Мастерская занимала в два раза больше площади, нежели вся остальная часть шикарного некогда дома. Проклятая мастерская была отдана в руки какому-то мебельщику, он чинил шкафы и стулья, лакировал и клеил, прессовал шпон и творил чудеса с калеками-кушетками. Он так активно работал, что за каких-то несколько лет погубил великолепные апартаменты первого этажа. Реанимировать весь первый этаж под жилье было уже делом немыслимым (тем более что мастак предлагал выкупить его и весь остальной дом — так недурно у него шли дела!). Запах красок и масла, растворителей и лаков и еще чего-то немыслимого настолько въелся в дом, что люди обходили его стороной.
Иногда Хануман думал, что концентрация растворителей и прочих взрывоопасных смесей так высока, что, возможно, они могли и взлететь на воздух, зажигая свечи на ужин!

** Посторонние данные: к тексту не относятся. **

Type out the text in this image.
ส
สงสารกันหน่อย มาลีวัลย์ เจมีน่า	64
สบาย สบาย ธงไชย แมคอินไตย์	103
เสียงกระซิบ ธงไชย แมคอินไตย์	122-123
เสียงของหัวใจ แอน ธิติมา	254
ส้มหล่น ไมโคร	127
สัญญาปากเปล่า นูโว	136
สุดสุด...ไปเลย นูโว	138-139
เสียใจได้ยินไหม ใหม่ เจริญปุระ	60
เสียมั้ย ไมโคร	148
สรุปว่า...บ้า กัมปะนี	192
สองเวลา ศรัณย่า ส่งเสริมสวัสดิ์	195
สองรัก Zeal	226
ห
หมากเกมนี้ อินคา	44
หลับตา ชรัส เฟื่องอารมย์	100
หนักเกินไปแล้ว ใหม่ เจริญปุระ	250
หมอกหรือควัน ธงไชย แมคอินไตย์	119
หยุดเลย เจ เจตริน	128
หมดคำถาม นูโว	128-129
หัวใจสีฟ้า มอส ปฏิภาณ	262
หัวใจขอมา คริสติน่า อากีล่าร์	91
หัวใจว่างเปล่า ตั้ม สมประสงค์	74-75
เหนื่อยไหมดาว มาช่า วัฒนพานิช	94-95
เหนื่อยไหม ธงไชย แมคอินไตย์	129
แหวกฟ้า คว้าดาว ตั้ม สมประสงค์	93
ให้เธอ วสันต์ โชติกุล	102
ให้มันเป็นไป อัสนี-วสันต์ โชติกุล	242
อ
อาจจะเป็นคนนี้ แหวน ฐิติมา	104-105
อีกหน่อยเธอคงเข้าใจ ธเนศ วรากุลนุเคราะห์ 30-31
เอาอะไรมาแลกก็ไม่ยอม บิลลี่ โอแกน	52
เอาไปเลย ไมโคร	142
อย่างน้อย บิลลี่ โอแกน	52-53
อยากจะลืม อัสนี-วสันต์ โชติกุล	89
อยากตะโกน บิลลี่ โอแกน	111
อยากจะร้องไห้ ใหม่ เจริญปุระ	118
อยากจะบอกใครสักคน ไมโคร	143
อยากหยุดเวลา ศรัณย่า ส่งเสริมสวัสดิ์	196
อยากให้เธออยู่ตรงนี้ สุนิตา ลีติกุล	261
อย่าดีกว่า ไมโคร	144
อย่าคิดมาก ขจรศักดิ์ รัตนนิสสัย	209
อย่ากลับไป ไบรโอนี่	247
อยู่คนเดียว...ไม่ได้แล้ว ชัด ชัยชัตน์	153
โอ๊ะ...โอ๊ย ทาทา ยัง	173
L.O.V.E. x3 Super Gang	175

За ужином старики бесконечно пересказывали ему свою жизнь и жизни людей, с ними соприкасавшихся, — сутками, безостановочно, наливая Ханни ромашковый чай, от которого его тянуло блевать.
Еще хуже обстояли дела с обедами! На обед они готовили суп, в котором было больше воды, чем воды в море. Суп, в котором плавали три мясные котлетки. Котлетки, которые готовят из мясо заменяющего теста. В этих супах плавала вареная безвкусная морковь. Резиновая на вкус. Там плавали редкие медузы плохо рубленого лука.
Это тот самый суп, Юдж, тот самый суп, черт побери, тот самый суп из пакета! Замороженные супы, помнишь?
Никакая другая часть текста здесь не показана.